Menu
News
EkBis
New Economy
Kabar Finansial
Sport & Lifestyle
Kabar Sawit
Video
Indeks
About Us
Social Media

Penggunaan Batu Bara Buat Peringkat Kebijakan dan Aksi Untuk Jaga Target Iklim Indonesia Turun

Penggunaan Batu Bara Buat Peringkat Kebijakan dan Aksi Untuk Jaga Target Iklim Indonesia Turun Kredit Foto: Antara/Nova Wahyudi
Warta Ekonomi, Jakarta -

Climate Action Tracker (CAT) menilai peringkat kebijakan dan aksi serta target iklim yang terdapat dalam dokumen Nationally Determined Contribution (NDC) pada 2023 adalah “sama sekali tidak memadai” (critically insufficient) untuk membatasi suhu bumi di bawah 1,5 derajat Celcius. 

Peringkat ini turun dari tahun 2022 di mana Indonesia mendapat peringkat “sangat tidak memadai” (highly insufficient).

Institute for Essential Services Reform (IESR), melihat bahwa dengan peringkat “sama sekali tidak memadai” secara target  Enhanced NDC, Indonesia berpotensi mengeluarkan emisi gas rumah kaca sebesar 1.800 juta ton setara karbon dioksida.

Sedangkan untuk target dengan upaya sendiri (unconditional) dan 1.700 juta ton setara karbon dioksida dengan target bantuan internasional (conditional) pada tahun 2030. Jumlah emisi ini belum termasuk emisi dari sektor kehutanan dan lahan.

Direktur Eksekutif IESR Fabby Tumiwa mengatakan, penurunan peringkat Indonesia menjadi “sama sekali tidak memadai” dikarenakan peningkatan konsumsi batubara yang digunakan untuk hilirisasi sektor pertambangan. 

Dimana, peringkat paling bawah dalam sistem penilaian CAT ini, mengindikasikan target dan kebijakan iklim saat ini akan memicu kenaikan emisi di atas 4 derajat Celcius.

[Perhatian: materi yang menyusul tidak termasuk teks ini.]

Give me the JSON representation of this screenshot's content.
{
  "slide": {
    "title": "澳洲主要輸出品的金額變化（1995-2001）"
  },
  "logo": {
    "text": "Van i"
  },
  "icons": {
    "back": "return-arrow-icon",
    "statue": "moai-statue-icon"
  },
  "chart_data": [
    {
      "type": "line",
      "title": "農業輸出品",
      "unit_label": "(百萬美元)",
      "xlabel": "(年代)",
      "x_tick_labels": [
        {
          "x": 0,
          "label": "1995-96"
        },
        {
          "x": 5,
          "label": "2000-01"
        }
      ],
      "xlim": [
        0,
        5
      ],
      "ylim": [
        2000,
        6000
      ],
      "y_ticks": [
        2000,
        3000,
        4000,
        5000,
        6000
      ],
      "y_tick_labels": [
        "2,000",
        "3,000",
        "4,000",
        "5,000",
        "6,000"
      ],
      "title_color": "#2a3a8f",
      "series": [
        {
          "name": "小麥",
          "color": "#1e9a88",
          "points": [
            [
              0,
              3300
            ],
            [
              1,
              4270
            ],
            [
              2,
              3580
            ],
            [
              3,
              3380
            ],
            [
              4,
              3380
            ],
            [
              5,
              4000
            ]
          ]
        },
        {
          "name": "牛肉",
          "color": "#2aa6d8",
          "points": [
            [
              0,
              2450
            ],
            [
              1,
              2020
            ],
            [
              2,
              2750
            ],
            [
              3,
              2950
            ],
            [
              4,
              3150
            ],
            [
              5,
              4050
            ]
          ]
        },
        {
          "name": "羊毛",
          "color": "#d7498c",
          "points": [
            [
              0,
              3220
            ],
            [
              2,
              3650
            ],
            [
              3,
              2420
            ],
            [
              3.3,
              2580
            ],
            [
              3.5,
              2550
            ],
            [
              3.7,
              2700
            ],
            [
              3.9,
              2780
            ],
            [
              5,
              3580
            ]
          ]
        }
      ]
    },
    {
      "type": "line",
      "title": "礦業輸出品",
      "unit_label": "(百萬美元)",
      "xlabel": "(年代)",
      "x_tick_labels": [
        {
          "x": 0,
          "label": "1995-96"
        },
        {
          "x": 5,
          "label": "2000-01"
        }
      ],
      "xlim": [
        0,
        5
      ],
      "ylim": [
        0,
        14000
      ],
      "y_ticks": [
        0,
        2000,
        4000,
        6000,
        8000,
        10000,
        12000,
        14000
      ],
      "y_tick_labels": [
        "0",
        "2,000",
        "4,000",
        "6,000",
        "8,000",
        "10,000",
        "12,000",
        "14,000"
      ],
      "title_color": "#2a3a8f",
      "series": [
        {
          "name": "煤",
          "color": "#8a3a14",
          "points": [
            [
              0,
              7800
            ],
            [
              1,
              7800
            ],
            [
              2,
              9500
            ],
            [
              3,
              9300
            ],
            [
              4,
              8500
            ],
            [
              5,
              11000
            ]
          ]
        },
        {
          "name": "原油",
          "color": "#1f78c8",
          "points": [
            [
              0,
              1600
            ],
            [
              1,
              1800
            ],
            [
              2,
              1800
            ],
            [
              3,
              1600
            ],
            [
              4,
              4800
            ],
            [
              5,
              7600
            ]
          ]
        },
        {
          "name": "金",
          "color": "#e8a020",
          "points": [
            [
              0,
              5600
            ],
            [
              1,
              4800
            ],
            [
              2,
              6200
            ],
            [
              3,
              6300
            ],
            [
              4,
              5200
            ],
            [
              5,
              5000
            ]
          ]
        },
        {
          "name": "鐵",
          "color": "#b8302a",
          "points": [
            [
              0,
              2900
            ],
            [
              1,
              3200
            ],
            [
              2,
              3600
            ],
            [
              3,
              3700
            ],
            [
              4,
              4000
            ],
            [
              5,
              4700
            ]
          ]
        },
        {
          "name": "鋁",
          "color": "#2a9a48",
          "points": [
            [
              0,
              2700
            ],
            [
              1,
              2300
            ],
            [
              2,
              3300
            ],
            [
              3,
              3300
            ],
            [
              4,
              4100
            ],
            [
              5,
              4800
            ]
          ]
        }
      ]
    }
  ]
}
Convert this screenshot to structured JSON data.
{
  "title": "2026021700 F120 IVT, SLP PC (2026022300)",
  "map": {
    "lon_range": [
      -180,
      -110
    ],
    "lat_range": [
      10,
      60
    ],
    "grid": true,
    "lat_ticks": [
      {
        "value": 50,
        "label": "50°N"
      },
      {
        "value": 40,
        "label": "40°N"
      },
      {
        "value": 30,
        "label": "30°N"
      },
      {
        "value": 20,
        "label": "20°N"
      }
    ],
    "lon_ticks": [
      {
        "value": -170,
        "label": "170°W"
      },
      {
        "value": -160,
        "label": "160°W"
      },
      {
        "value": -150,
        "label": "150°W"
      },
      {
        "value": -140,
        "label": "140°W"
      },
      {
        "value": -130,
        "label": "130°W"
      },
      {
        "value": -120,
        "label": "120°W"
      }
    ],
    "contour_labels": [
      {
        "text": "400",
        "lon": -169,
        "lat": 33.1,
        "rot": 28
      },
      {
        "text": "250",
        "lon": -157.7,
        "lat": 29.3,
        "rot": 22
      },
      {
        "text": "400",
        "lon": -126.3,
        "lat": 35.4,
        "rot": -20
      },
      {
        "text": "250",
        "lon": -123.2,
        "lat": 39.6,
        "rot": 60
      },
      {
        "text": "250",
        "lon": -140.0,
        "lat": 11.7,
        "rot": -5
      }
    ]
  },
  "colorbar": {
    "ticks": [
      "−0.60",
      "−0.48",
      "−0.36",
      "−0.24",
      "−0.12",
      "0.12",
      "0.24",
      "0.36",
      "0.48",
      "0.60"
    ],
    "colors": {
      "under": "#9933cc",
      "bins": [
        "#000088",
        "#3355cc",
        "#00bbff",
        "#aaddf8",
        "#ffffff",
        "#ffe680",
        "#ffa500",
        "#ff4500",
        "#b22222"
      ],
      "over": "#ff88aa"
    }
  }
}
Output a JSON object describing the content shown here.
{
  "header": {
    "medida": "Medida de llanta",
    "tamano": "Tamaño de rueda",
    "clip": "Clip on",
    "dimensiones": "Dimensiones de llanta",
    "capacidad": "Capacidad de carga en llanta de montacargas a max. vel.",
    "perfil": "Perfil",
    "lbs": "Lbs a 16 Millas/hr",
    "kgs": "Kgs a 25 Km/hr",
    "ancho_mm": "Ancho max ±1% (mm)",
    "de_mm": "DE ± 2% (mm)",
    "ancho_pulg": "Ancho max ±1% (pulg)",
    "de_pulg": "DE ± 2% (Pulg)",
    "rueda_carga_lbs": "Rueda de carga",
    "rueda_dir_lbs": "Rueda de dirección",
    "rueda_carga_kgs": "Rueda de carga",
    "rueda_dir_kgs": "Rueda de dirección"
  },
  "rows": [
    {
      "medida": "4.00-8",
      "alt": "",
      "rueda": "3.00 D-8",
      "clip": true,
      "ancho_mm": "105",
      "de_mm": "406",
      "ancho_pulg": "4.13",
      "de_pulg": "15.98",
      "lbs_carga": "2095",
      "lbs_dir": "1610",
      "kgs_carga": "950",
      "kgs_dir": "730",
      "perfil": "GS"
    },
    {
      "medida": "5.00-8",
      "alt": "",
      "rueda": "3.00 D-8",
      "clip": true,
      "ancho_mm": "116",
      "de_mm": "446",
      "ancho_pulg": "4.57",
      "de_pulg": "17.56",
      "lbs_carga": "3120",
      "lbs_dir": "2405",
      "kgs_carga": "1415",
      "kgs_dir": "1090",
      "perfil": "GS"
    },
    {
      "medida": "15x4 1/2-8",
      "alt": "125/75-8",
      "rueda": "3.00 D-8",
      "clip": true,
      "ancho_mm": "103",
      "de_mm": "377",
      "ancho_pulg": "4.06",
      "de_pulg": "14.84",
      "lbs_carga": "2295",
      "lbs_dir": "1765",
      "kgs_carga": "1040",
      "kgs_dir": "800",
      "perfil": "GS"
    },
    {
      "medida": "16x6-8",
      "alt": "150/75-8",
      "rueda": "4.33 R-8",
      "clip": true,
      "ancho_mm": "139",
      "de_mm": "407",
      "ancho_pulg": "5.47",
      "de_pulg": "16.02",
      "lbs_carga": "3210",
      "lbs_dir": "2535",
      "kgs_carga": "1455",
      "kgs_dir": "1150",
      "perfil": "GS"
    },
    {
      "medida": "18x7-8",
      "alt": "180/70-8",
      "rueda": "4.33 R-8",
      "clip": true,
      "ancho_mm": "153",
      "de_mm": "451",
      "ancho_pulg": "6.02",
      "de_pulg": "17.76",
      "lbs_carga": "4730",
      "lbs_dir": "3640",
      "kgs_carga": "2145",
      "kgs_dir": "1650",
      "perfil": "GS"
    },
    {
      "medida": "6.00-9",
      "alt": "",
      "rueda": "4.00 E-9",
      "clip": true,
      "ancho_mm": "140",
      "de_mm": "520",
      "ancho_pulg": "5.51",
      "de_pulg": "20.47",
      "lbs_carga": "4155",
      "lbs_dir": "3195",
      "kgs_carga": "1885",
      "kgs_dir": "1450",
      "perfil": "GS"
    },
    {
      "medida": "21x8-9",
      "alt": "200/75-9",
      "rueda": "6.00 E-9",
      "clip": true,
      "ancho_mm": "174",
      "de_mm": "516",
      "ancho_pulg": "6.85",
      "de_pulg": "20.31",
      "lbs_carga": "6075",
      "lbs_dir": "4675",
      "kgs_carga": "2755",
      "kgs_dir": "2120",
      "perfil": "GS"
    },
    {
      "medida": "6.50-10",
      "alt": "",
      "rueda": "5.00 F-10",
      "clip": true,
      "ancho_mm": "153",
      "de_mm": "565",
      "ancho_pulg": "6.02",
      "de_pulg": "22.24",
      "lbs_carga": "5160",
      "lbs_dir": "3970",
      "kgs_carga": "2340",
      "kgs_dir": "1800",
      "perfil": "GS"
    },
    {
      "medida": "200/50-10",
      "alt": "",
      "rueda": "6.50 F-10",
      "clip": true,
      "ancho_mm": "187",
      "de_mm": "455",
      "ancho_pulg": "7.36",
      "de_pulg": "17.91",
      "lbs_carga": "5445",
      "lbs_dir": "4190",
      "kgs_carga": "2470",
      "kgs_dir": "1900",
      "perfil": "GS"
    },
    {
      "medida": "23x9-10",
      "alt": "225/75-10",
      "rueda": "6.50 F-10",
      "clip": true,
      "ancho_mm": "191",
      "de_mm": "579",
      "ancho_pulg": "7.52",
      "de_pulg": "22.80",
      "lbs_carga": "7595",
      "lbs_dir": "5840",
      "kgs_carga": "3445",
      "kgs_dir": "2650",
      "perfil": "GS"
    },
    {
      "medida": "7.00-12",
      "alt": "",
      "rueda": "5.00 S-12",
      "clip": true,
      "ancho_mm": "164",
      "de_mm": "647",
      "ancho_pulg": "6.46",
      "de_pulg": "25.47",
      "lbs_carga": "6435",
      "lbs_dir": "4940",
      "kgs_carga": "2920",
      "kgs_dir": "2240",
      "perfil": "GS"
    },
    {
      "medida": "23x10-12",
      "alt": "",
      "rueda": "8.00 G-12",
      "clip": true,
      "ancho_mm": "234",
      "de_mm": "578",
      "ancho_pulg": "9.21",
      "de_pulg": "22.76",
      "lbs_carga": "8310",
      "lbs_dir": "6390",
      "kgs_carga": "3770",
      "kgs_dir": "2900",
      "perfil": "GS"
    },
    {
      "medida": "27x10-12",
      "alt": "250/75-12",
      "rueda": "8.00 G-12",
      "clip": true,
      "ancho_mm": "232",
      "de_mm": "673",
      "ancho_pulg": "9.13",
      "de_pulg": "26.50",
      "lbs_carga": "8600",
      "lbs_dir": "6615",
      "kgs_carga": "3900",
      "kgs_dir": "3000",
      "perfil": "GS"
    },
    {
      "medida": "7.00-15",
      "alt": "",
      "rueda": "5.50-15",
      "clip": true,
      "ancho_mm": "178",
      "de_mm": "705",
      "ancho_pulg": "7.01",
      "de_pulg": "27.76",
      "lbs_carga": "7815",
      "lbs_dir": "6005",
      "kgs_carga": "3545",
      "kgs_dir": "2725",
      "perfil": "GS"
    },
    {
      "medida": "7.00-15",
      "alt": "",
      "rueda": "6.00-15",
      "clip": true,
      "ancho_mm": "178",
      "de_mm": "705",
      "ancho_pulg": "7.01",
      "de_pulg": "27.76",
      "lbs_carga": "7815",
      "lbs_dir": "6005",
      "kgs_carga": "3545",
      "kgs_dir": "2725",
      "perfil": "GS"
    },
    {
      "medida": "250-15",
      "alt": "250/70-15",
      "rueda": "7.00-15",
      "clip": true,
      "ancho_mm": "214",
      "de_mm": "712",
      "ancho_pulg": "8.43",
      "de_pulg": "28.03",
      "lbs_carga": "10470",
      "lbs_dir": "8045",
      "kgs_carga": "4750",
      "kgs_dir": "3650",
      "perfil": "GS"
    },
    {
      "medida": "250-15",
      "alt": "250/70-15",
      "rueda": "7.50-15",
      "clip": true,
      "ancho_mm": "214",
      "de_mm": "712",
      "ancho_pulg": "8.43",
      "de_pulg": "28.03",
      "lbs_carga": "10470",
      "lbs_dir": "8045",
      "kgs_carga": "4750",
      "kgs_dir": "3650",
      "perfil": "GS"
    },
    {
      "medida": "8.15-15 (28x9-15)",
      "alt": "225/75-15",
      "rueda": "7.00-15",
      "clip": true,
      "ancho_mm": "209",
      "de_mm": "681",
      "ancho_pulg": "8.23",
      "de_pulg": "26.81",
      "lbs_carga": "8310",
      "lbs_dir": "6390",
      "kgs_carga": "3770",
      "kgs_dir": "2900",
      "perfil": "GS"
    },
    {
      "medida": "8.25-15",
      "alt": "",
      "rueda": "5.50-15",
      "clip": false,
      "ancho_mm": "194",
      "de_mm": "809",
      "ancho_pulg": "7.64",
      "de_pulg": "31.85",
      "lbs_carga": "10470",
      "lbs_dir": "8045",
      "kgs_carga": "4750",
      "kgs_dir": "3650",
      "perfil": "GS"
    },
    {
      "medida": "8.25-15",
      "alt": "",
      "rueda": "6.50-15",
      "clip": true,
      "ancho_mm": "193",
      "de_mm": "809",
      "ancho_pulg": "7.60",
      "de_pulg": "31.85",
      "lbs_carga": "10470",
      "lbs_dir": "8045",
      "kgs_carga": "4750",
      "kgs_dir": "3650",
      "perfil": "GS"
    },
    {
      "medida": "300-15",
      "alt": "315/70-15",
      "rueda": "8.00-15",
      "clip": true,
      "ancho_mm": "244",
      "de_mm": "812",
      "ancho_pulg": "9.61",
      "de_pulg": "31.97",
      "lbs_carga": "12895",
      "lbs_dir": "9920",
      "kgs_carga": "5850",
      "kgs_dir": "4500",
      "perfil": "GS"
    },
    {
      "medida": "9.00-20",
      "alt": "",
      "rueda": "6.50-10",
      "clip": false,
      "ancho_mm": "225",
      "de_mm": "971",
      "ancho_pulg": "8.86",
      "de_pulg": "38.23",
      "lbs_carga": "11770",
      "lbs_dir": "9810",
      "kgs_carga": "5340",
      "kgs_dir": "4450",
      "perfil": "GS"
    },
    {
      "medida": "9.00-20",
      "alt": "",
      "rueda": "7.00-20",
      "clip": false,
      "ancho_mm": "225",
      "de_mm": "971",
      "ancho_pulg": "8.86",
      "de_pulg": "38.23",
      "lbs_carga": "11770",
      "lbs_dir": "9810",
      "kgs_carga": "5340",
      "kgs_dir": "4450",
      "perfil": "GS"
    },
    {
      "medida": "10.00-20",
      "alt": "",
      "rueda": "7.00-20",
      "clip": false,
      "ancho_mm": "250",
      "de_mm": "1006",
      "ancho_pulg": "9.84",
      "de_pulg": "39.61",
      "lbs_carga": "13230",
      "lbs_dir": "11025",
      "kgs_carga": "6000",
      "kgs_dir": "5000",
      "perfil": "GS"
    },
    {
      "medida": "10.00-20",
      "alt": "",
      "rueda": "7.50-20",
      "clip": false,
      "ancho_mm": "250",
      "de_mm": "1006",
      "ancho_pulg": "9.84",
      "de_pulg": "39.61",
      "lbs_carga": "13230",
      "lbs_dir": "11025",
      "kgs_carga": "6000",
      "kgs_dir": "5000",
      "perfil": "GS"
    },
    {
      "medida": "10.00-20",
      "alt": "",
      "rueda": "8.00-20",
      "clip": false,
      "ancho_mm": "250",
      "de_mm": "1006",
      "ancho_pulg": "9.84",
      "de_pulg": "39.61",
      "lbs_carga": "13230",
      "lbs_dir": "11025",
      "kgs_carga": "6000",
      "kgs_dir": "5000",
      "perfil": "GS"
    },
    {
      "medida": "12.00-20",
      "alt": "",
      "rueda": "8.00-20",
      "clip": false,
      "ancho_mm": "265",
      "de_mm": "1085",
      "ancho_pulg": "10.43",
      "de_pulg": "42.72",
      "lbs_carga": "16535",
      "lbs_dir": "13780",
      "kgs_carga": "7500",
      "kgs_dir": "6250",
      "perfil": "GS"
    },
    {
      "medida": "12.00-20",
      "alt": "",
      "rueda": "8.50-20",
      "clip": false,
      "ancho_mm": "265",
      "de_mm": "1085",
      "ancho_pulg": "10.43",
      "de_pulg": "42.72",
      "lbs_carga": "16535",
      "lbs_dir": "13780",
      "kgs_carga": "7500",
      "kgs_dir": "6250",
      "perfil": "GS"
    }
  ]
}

Baca Juga: Greenpeace Indonesia Nilai Debat Cawapres Gagal Menjawab Krisis Iklim

“Indonesia membutuhkan aksi yang terukur dan nyata untuk bertransisi dari energi fosil dan melakukan akselerasi transisi energi ke energi terbarukan pada dekade ini,” ujar Fabby dalam keterangan tertulis yang diterima, Selasa (6/2/2024). 

Fabby mengatakan, sepanjang periode 2022-2023, pemerintah Indonesia telah membuat kemajuan terkait aksi mitigasi iklim, salah satunya mendorong pengembangan energi terbarukan melalui Peraturan Presiden (Perpres) No. 112/2022 tentang Percepatan Pengembangan Energi Terbarukan untuk Penyediaan Tenaga Listrik. 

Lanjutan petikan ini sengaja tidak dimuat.